I've Coughed Up Scarier Stuff Than This
6 November 2005 | by See all my reviews

The one genuinely scary moment in director Stephen Kay's laughable excuse for a horror film occurs during the end credits, when the audience discovers that it actually took three professional screenwriters to pen this abominable nightmare. The last few years have been a golden age for modestly budgeted fright flicks. Last fall's The Grudge proved that if you market a film well and release it at just the right time, there's no end to the money you can make. I walked away from that film rather disappointed, but my confusion paled in comparison to the slack-jawed bewilderment that consumed me during Boogeyman.

The film's opening sequence features a man being ravaged by an unseen monster while his son observes helplessly. Fifteen years later we discover that Tim (Barry Watson) has never properly dealt with his father's sudden, grisly death. After learning that his mother has passed away, Tim returns home for her funeral. While in town he decides to face his fears by staying overnight in his unusually creepy boyhood home.
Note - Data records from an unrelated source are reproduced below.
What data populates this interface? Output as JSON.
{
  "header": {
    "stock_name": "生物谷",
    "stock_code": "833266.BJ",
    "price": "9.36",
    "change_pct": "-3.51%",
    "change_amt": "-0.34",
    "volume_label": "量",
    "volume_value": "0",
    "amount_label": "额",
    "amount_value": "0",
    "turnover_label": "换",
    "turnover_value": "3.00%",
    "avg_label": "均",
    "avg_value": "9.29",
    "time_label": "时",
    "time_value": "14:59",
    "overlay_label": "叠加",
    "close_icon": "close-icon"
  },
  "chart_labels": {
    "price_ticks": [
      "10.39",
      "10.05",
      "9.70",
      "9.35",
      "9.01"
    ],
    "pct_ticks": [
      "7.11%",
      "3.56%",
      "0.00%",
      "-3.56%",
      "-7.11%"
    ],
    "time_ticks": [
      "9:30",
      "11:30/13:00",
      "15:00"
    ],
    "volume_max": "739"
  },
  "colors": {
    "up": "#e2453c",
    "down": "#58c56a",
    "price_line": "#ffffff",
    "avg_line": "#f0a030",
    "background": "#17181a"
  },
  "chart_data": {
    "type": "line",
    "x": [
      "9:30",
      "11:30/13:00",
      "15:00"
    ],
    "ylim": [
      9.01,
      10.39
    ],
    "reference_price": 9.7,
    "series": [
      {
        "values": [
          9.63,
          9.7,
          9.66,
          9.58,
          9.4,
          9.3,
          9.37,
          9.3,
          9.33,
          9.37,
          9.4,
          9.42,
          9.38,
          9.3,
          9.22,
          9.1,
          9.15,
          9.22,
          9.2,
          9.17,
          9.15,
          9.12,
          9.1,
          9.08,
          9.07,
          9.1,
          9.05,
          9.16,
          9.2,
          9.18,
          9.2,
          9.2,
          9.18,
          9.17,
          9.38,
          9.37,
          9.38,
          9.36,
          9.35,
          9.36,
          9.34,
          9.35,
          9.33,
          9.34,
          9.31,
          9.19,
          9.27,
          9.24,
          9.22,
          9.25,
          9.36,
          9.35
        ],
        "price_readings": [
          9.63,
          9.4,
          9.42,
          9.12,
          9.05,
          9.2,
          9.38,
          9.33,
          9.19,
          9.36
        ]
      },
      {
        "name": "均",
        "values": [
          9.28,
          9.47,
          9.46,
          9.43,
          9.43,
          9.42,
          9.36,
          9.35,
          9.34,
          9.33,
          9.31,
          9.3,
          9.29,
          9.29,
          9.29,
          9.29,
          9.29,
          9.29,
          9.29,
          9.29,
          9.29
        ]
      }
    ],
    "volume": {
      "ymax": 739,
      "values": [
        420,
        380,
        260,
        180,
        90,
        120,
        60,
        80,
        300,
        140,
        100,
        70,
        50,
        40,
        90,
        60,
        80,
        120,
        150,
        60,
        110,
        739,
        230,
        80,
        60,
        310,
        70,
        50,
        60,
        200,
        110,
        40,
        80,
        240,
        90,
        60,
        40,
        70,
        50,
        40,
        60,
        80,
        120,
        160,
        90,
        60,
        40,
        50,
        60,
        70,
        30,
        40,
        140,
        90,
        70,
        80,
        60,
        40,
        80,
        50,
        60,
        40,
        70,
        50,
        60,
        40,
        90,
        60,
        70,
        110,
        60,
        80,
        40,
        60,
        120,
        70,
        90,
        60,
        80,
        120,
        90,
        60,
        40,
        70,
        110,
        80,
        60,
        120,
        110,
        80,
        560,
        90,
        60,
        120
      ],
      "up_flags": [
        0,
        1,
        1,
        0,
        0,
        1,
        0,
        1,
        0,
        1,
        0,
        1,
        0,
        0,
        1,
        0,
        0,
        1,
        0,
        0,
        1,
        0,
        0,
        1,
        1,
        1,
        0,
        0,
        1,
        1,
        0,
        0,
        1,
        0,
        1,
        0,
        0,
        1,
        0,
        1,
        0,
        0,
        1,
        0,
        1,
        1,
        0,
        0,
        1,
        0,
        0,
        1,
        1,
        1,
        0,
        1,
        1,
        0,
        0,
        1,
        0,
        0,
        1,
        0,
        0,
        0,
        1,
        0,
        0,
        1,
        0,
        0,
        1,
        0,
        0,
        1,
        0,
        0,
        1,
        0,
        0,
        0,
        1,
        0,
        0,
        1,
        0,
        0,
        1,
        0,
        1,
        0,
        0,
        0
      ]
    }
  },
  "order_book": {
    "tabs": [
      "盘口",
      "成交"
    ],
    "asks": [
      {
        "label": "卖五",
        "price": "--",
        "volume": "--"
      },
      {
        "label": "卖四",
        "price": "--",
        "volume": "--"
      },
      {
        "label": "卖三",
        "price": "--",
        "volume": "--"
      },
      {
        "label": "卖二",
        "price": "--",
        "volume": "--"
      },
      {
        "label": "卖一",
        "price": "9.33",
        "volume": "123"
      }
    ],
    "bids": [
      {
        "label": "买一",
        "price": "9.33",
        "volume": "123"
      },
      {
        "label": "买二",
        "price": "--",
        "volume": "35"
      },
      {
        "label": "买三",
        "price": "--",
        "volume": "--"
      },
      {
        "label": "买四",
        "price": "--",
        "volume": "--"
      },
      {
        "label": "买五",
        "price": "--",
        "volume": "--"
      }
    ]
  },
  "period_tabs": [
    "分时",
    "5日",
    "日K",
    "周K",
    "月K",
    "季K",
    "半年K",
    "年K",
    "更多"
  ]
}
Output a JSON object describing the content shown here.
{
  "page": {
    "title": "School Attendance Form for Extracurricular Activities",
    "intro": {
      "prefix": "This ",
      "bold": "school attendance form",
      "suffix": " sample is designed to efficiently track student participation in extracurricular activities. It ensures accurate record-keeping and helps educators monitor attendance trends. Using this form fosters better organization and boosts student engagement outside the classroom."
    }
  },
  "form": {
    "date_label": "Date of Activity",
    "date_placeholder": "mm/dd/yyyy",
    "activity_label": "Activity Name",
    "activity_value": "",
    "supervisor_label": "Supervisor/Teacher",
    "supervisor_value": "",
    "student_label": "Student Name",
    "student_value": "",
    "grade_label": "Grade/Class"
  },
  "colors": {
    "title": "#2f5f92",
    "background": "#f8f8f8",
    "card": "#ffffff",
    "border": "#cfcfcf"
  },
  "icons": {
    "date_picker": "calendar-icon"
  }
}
A series of muddled, incomplete ideas figure their way into the plot, but ultimately the story is nonsensical and just plain stupid. As with most recent horror films, Boogeyman provides no real terror, and instead attempts to startle the viewer by adding abrupt, loud noises to the soundtrack. The final straw is the title character itself, revealed briefly during the film's climax to be nothing more than a ridiculous, computer-animated mess. Avoid this moronic snoozefest like the plague.